There is a lot to like in OtherWise Christian, like Chris’s enthusiasm about the way biblical interpretation will be enriched as people learn to read through liberated lenses. I like the emphasis on wisdom, which suggests the healing wisdom that ancient native people saw in their two-spirit leaders. I like that Chris interacts with many sources, emphasizing the importance of publication dates so that ground-breaking scholars are not mocked for using early terms that more recently have shifted meaning: for instance, we no longer say transgendered, but earlier that usage was perfectly acceptable.

I like that Chris defines Christianity as fully interactive with other religious traditions; my own term for this universality is transreligious. Specifically, I like Chris’s respect for Judaism and Jewish scholars, honoring the multivocal nature of Jewish interpretation, which often sees many layers of meaning in a given phrase.

I like Chris’s overall theme that we are made in the image of a “gender-binary busting God” who began by creating an OtherWise earth creature and later divided that creature into male and female, both of them in their creator’s image. Therefore, OtherWise people are closer to the image of a male and female God than even the most cisgender masculine man or feminine female. And in this way, gender binary-busting undermines all patriarchal hierarchies.

Best of all, I like Chris’s emphasis on growth across and beyond humanly constructed boundaries. As Chris says on page 133, “Sometimes we don’t even understand ourselves or our experience until we have had [the] experience of being really seen and understood by a loved one.” Chris Paige gives all their readers an opportunity to be seen, understood, and loved. What could be more worthwhile?
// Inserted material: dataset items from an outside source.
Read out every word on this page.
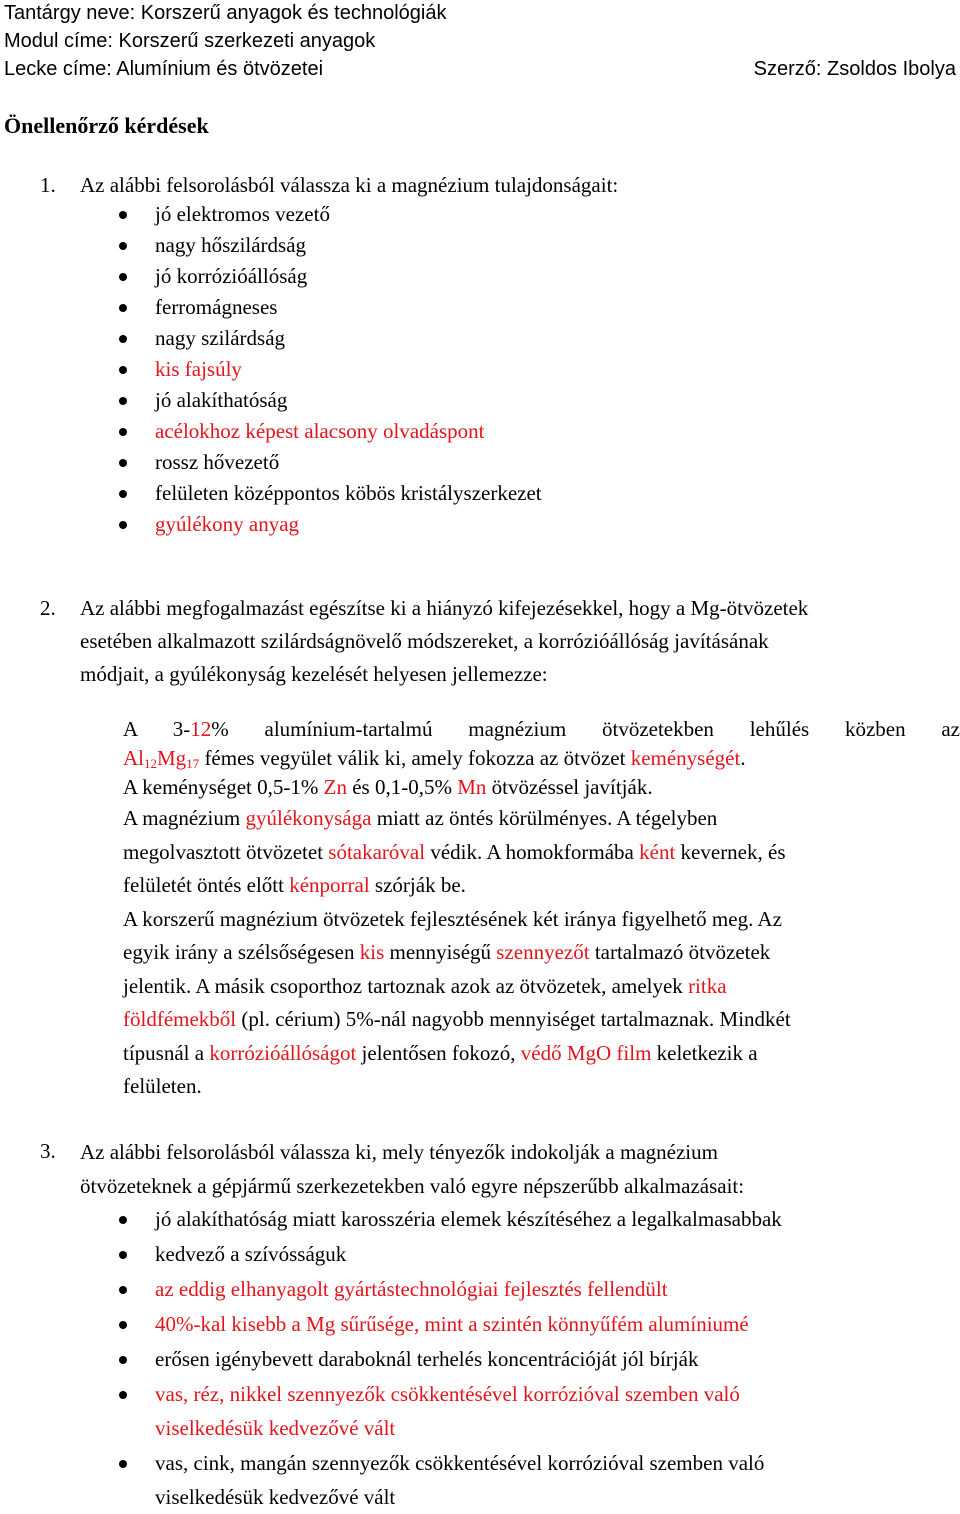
Tantárgy neve: Korszerű anyagok és technológiák
Modul címe: Korszerű szerkezeti anyagok
Lecke címe: Alumínium és ötvözetei	Szerző: Zsoldos Ibolya
Önellenőrző kérdések
1. Az alábbi felsorolásból válassza ki a magnézium tulajdonságait:
jó elektromos vezető
nagy hőszilárdság
jó korrózióállóság
ferromágneses
nagy szilárdság
kis fajsúly
jó alakíthatóság
acélokhoz képest alacsony olvadáspont
rossz hővezető
felületen középpontos köbös kristályszerkezet
gyúlékony anyag
2. Az alábbi megfogalmazást egészítse ki a hiányzó kifejezésekkel, hogy a Mg-ötvözetek
esetében alkalmazott szilárdságnövelő módszereket, a korrózióállóság javításának
módjait, a gyúlékonyság kezelését helyesen jellemezze:
A 3-12% alumínium-tartalmú magnézium ötvözetekben lehűlés közben az
$Al_{12}Mg_{17}$ fémes vegyület válik ki, amely fokozza az ötvözet keménységét.
A keménységet 0,5-1% Zn és 0,1-0,5% Mn ötvözéssel javítják.
A magnézium gyúlékonysága miatt az öntés körülményes. A tégelyben
megolvasztott ötvözetet sótakaróval védik. A homokformába ként kevernek, és
felületét öntés előtt kénporral szórják be.
A korszerű magnézium ötvözetek fejlesztésének két iránya figyelhető meg. Az
egyik irány a szélsőségesen kis mennyiségű szennyezőt tartalmazó ötvözetek
jelentik. A másik csoporthoz tartoznak azok az ötvözetek, amelyek ritka
földfémekből (pl. cérium) 5%-nál nagyobb mennyiséget tartalmaznak. Mindkét
típusnál a korrózióállóságot jelentősen fokozó, védő MgO film keletkezik a
felületen.
3. Az alábbi felsorolásból válassza ki, mely tényezők indokolják a magnézium
ötvözeteknek a gépjármű szerkezetekben való egyre népszerűbb alkalmazásait:
jó alakíthatóság miatt karosszéria elemek készítéséhez a legalkalmasabbak
kedvező a szívósságuk
az eddig elhanyagolt gyártástechnológiai fejlesztés fellendült
40%-kal kisebb a Mg sűrűsége, mint a szintén könnyűfém alumíniumé
erősen igénybevett daraboknál terhelés koncentrációját jól bírják
vas, réz, nikkel szennyezők csökkentésével korrózióval szemben való
viselkedésük kedvezővé vált
vas, cink, mangán szennyezők csökkentésével korrózióval szemben való
viselkedésük kedvezővé vált
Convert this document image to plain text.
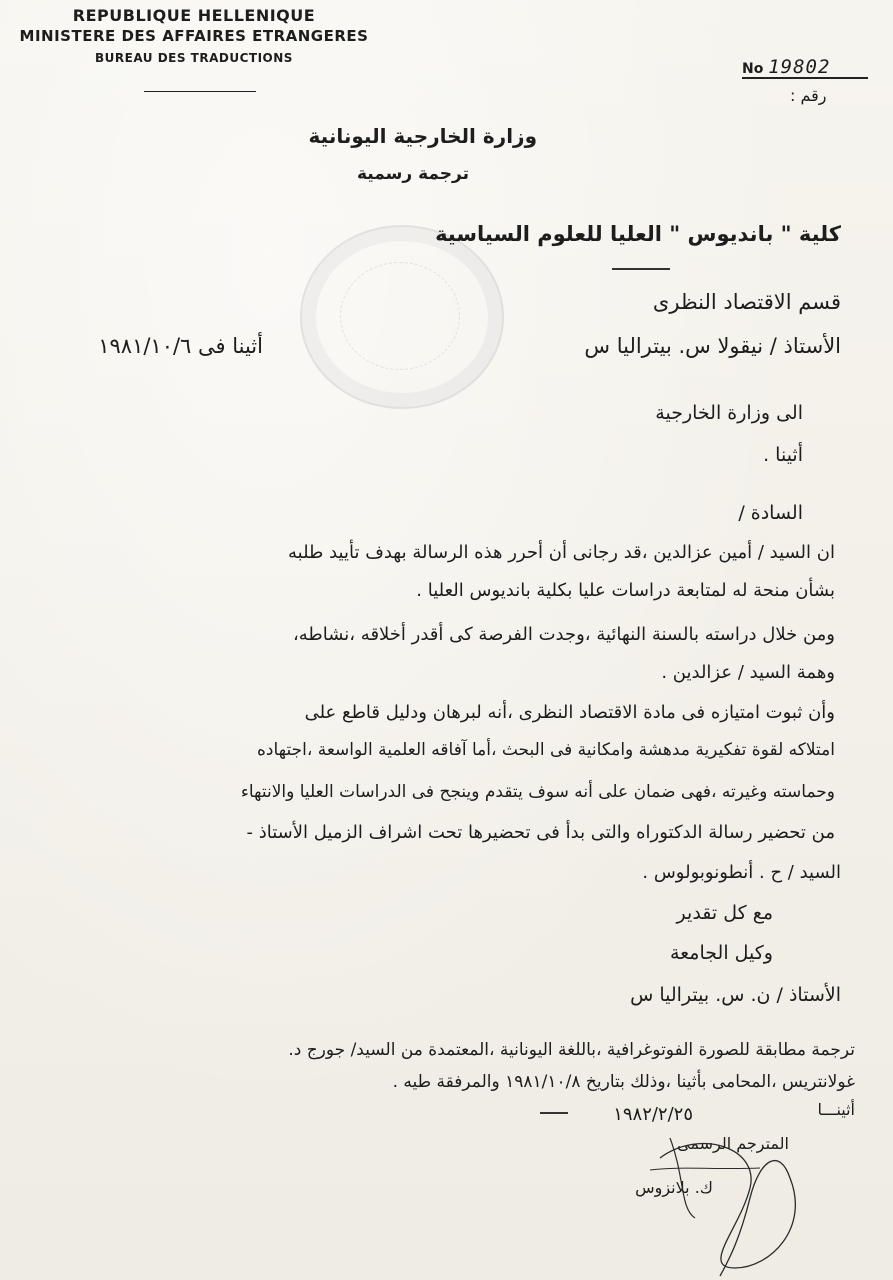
REPUBLIQUE HELLENIQUE
MINISTERE DES AFFAIRES ETRANGERES
BUREAU DES TRADUCTIONS
No 19802
رقم :
وزارة الخارجية اليونانية
ترجمة رسمية
كلية " بانديوس " العليا للعلوم السياسية
قسم الاقتصاد النظرى
الأستاذ / نيقولا س. بيتراليا س
أثينا فى ١٩٨١/١٠/٦
الى وزارة الخارجية
أثينا .
السادة /
ان السيد / أمين عزالدين ،قد رجانى أن أحرر هذه الرسالة بهدف تأييد طلبه
بشأن منحة له لمتابعة دراسات عليا بكلية بانديوس العليا .
ومن خلال دراسته بالسنة النهائية ،وجدت الفرصة كى أقدر أخلاقه ،نشاطه،
وهمة السيد / عزالدين .
وأن ثبوت امتيازه فى مادة الاقتصاد النظرى ،أنه لبرهان ودليل قاطع على
امتلاكه لقوة تفكيرية مدهشة وامكانية فى البحث ،أما آفاقه العلمية الواسعة ،اجتهاده
وحماسته وغيرته ،فهى ضمان على أنه سوف يتقدم وينجح فى الدراسات العليا والانتهاء
من تحضير رسالة الدكتوراه والتى بدأ فى تحضيرها تحت اشراف الزميل الأستاذ -
السيد / ح . أنطونوبولوس .
مع كل تقدير
وكيل الجامعة
الأستاذ / ن. س. بيتراليا س
ترجمة مطابقة للصورة الفوتوغرافية ،باللغة اليونانية ،المعتمدة من السيد/ جورج د.
غولانتريس ،المحامى بأثينا ،وذلك بتاريخ ١٩٨١/١٠/٨ والمرفقة طيه .
أثينـــا
١٩٨٢/٢/٢٥
المترجم الرسمى
ك. بلانزوس
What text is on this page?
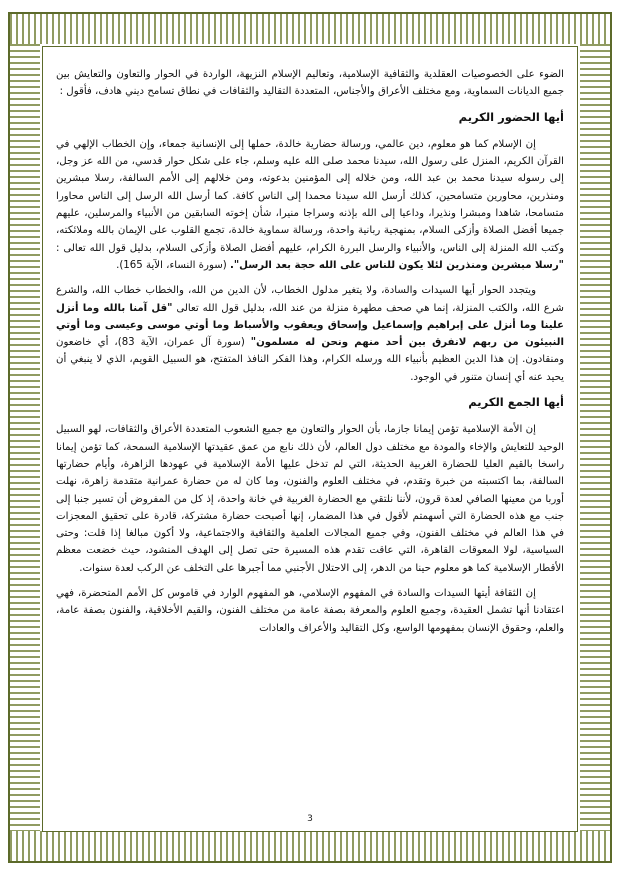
الضوء على الخصوصيات العقلدية والثقافية الإسلامية، وتعاليم الإسلام النزيهة، الواردة في الحوار والتعاون والتعايش بين جميع الديانات السماوية، ومع مختلف الأعراق والأجناس، المتعددة التقاليد والثقافات في نطاق تسامح ديني هادف، فأقول :

أيها الحضور الكريم

إن الإسلام كما هو معلوم، دين عالمي، ورسالة حضارية خالدة، حملها إلى الإنسانية جمعاء، وإن الخطاب الإلهي في القرآن الكريم، المنزل على رسول الله، سيدنا محمد صلى الله عليه وسلم، جاء على شكل حوار قدسي، من الله عز وجل، إلى رسوله سيدنا محمد بن عبد الله، ومن خلاله إلى المؤمنين بدعوته، ومن خلالهم إلى الأمم السالفة، رسلا مبشرين ومنذرين، محاورين متسامحين، كذلك أرسل الله سيدنا محمدا إلى الناس كافة. كما أرسل الله الرسل إلى الناس محاورا متسامحا، شاهدا ومبشرا ونذيرا، وداعيا إلى الله بإذنه وسراجا منيرا، شأن إخوته السابقين من الأنبياء والمرسلين، عليهم جميعا أفضل الصلاة وأزكى السلام، بمنهجية ربانية واحدة، ورسالة سماوية خالدة، تجمع القلوب على الإيمان بالله وملائكته، وكتب الله المنزلة إلى الناس، والأنبياء والرسل البررة الكرام، عليهم أفضل الصلاة وأزكى السلام، بدليل قول الله تعالى : "رسلا مبشرين ومنذرين لئلا يكون للناس على الله حجة بعد الرسل". (سورة النساء، الآية 165).

ويتجدد الحوار أيها السيدات والسادة، ولا يتغير مدلول الخطاب، لأن الدين من الله، والخطاب خطاب الله، والشرع شرع الله، والكتب المنزلة، إنما هي صحف مطهرة منزلة من عند الله، بدليل قول الله تعالى "قل آمنا بالله وما أنزل علينا وما أنزل على إبراهيم وإسماعيل وإسحاق ويعقوب والأسباط وما أوتي موسى وعيسى وما أوتي النبيئون من ربهم لانفرق بين أحد منهم ونحن له مسلمون" (سورة آل عمران، الآية 83)، أي خاضعون ومنقادون. إن هذا الدين العظيم بأنبياء الله ورسله الكرام، وهذا الفكر النافذ المتفتح، هو السبيل القويم، الذي لا ينبغي أن يحيد عنه أي إنسان متنور في الوجود.

أيها الجمع الكريم

إن الأمة الإسلامية تؤمن إيمانا جازما، بأن الحوار والتعاون مع جميع الشعوب المتعددة الأعراق والثقافات، لهو السبيل الوحيد للتعايش والإخاء والمودة مع مختلف دول العالم، لأن ذلك نابع من عمق عقيدتها الإسلامية السمحة، كما تؤمن إيمانا راسخا بالقيم العليا للحضارة الغربية الحديثة، التي لم تدخل عليها الأمة الإسلامية في عهودها الزاهرة، وأيام حضارتها السالفة، بما اكتسبته من خبرة وتقدم، في مختلف العلوم والفنون، وما كان له من حضارة عمرانية متقدمة زاهرة، نهلت أوربا من معينها الصافي لعدة قرون، لأننا نلتقي مع الحضارة الغربية في خانة واحدة، إذ كل من المفروض أن تسير جنبا إلى جنب مع هذه الحضارة التي أسهمتم لأقول في هذا المضمار، إنها أصبحت حضارة مشتركة، قادرة على تحقيق المعجزات في هذا العالم في مختلف الفنون، وفي جميع المجالات العلمية والثقافية والاجتماعية، ولا أكون مبالغا إذا قلت: وحتى السياسية، لولا المعوقات القاهرة، التي عاقت تقدم هذه المسيرة حتى تصل إلى الهدف المنشود، حيث خضعت معظم الأقطار الإسلامية كما هو معلوم حينا من الدهر، إلى الاحتلال الأجنبي مما أجبرها على التخلف عن الركب لعدة سنوات.

إن الثقافة أيتها السيدات والسادة في المفهوم الإسلامي، هو المفهوم الوارد في قاموس كل الأمم المتحضرة، فهي اعتقادنا أنها تشمل العقيدة، وجميع العلوم والمعرفة بصفة عامة من مختلف الفنون، والقيم الأخلاقية، والفنون بصفة عامة، والعلم، وحقوق الإنسان بمفهومها الواسع، وكل التقاليد والأعراف والعادات

3
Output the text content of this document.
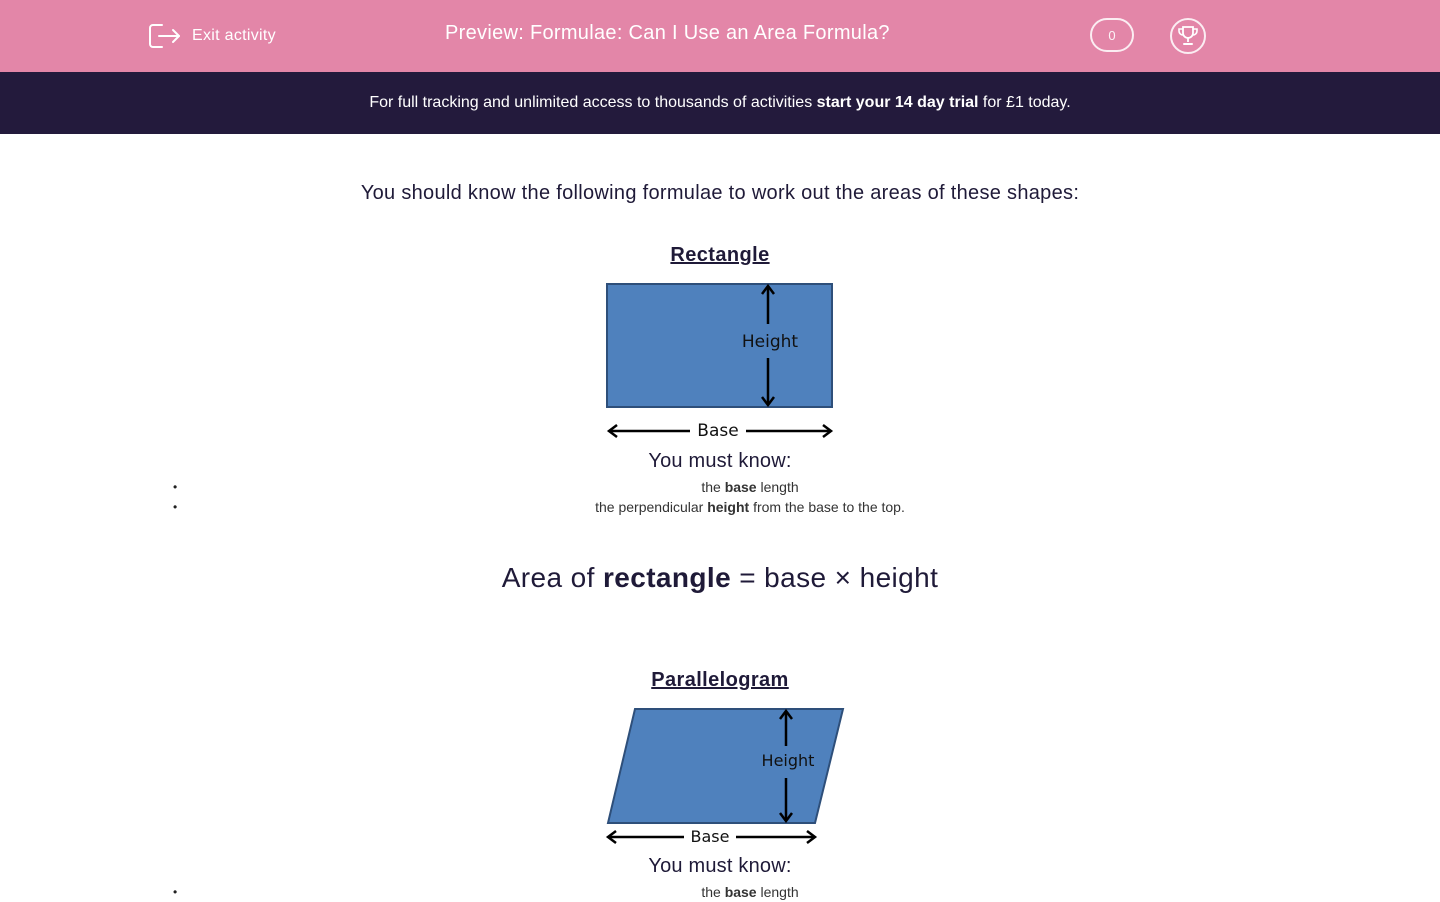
Exit activity	Preview: Formulae: Can I Use an Area Formula?	0
For full tracking and unlimited access to thousands of activities start your 14 day trial for £1 today.
You should know the following formulae to work out the areas of these shapes:
Rectangle
Height
Base
You must know:
• the base length
• the perpendicular height from the base to the top.
Area of rectangle = base × height
Parallelogram
Height
Base
You must know:
• the base length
Virginia Ramey Mollenkott (1932-2020) is the author or co-author of 13 books, including several on women and religion. She is a winner of the Lambda Literary Award (in 2002) and has published numerous essays on literary topics in various scholarly journals. In 1975, she spoke at the first national gathering of the Evangelical Women’s Caucus in Washington, D.C., and delivered plenary speeches at almost every gathering of the organization over the next 40 years. She has lectured widely on lesbian, gay, and bisexual rights and has also been active in the transgender cause. Mollenkott was married to Judith Suzannah Tilton until her death in 2018, and has one son and three granddaughters. She earned her B.A. from Bob Jones University, her M.A. from Temple University, and her Ph.D. from New York University. She received a Lifetime Achievement award from SAGE, Senior Action in a Gay Environment, a direct-service and advocacy group for seniors in New York City in 1999. In 2017 she was awarded the inaugural Mother Eagle Award. Even in her late 80s, Virginia Ramey Mollenkott continued to use her doctorate in English to share insights with folks who visit the EEWC and Mollenkott websites, and with elderly people in the Cedar Creek Community educational programs. She deeply regretted that her severe arthritis forbade her presence at the social justice protests during the Trump presidency.